A Short Overview Of Reverse Mortgages

This short article is meant to offer you an overview of reverse mortgages.

Reverse mortgages work in a similar way to the traditional mortgages, but backwards. Instead of you paying your lender a monthly sum of money in order to stay in the house, the lender has to pay you a certain amount of money each month, and you still get to stay in the house.

Many individuals become very attached to their homes because a good portion of their life, including raising a family, have occurred in that home and it is emotionally difficult to sell it.

And since lenders are arguably the ultimate capitalists, they've come up with a solution to this problem: reverse mortgages. Reverse mortgages will allow people to convert a large chunk of the stored equity into tax-free cash without having to take on a monthly payment obligation. The home doesn't have to be sold in order to take advantage of its monetary value and you don't have to go through the process of moving since you get to stay in your home.
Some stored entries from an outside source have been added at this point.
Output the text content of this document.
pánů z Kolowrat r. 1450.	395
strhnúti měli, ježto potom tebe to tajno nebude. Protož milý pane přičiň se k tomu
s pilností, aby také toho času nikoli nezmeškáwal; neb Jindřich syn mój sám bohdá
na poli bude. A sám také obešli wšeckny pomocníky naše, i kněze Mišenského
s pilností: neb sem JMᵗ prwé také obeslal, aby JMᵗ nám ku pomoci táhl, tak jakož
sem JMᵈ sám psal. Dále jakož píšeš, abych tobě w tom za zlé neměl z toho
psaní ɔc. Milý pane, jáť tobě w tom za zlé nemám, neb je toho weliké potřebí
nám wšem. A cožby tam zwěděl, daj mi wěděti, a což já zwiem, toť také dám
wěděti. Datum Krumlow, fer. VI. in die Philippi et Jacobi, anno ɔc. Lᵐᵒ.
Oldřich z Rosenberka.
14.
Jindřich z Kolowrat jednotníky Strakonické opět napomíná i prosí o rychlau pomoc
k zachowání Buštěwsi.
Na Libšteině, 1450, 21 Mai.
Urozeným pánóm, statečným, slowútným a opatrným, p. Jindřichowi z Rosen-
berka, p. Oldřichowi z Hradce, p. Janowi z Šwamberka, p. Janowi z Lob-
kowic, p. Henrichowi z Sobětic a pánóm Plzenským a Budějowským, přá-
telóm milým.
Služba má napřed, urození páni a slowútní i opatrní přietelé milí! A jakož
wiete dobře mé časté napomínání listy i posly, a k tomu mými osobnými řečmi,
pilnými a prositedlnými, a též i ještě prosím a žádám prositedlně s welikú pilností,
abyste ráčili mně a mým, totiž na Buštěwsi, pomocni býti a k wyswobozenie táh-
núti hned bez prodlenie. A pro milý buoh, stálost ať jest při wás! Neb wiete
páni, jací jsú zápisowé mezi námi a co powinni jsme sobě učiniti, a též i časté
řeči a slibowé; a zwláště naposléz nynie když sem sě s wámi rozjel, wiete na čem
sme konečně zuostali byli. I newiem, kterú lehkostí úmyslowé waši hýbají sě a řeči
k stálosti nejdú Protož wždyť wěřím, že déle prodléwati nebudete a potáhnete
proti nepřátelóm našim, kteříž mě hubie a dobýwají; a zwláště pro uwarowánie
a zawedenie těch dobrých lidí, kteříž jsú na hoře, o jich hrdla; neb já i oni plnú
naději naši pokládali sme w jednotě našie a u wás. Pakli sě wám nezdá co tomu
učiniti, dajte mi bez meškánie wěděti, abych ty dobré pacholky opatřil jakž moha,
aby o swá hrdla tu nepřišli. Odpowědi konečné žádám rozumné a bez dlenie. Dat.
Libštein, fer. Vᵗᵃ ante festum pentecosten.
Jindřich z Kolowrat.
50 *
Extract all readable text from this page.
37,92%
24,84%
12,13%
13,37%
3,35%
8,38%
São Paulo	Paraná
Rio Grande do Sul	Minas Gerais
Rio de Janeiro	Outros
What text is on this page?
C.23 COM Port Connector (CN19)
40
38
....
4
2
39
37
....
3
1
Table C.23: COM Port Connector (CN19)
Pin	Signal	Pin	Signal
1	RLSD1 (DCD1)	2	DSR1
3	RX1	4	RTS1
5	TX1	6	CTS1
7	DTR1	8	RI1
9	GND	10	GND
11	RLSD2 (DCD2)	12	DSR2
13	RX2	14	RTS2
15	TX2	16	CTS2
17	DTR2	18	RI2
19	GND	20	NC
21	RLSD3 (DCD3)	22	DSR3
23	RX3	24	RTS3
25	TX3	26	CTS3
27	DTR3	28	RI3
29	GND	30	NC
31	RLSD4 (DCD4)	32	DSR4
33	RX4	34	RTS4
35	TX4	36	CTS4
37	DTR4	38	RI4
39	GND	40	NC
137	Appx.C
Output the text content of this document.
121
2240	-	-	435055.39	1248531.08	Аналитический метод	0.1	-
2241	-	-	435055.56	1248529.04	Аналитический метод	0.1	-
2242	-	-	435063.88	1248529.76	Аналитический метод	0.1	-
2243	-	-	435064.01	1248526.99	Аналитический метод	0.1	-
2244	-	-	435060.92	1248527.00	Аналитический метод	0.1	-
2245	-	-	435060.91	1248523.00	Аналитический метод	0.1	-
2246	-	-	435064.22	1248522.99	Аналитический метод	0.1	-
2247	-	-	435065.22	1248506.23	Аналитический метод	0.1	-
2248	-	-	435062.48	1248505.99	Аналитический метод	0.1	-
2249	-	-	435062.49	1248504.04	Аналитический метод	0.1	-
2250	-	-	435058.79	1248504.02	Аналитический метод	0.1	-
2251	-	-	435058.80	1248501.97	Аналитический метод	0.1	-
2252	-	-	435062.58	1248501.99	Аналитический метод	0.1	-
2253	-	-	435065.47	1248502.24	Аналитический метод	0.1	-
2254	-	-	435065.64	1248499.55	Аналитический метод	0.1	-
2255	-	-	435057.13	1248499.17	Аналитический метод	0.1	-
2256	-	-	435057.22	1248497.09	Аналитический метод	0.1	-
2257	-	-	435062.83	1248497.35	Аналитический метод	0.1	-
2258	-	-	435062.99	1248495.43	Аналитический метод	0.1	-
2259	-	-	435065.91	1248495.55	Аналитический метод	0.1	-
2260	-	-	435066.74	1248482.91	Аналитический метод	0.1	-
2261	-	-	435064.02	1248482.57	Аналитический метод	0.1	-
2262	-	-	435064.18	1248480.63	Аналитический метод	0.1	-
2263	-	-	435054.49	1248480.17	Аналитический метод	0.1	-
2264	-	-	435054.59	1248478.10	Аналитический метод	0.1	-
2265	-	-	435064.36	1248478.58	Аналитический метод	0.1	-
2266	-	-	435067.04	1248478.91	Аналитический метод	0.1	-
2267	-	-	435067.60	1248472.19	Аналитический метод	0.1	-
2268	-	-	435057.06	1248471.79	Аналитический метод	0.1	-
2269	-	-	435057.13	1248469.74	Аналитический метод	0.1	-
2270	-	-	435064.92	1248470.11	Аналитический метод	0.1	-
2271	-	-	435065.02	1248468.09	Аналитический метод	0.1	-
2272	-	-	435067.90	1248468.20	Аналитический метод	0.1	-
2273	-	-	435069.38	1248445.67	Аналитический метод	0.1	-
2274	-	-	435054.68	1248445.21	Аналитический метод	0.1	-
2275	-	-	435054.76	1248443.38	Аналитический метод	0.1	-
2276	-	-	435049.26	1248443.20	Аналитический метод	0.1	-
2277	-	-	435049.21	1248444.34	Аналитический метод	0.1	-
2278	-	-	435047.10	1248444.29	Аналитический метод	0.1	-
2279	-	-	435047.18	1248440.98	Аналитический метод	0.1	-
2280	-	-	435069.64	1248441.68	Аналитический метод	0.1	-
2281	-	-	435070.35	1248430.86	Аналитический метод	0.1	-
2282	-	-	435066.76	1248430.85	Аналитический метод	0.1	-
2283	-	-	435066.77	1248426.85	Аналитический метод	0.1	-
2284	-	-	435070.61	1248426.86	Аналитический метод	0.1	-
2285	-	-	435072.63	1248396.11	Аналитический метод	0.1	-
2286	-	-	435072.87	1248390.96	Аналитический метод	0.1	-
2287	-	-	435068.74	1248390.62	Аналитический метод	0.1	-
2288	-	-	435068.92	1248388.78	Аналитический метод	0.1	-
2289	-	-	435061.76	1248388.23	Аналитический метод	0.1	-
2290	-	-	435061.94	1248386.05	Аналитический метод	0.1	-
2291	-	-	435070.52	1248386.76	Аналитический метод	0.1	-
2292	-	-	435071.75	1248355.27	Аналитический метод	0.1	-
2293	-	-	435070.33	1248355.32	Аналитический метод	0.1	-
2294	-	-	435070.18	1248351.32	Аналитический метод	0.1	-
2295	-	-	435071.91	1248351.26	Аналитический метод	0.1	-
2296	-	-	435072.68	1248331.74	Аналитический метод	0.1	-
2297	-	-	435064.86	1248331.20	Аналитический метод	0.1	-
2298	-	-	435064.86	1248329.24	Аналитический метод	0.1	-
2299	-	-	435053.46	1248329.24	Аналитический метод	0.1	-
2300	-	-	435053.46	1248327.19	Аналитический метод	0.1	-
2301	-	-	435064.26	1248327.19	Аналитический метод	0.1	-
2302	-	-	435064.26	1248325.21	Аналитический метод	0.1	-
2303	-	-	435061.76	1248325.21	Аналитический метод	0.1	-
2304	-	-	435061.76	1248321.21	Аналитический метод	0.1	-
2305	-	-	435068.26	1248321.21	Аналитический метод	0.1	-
Reverse mortgages get their name from the payment process. Unlike a traditional home loan, the reverse mortgages will require the lender to make payments to you, isn't that grand?

You can choose to receive the money as a monthly payment for the rest of your life, as a lump sum payment or even as a credit line. It's not advisable to go for the lump sum option since home equity is usually your biggest asset, one you should be very careful with.

The amount of money you'll get out of reverse mortgages will depend on a number of factors such as the borrower's age, the overall interest rates, the appraised value of the home, the equity in it and so on all are involved in determining your options.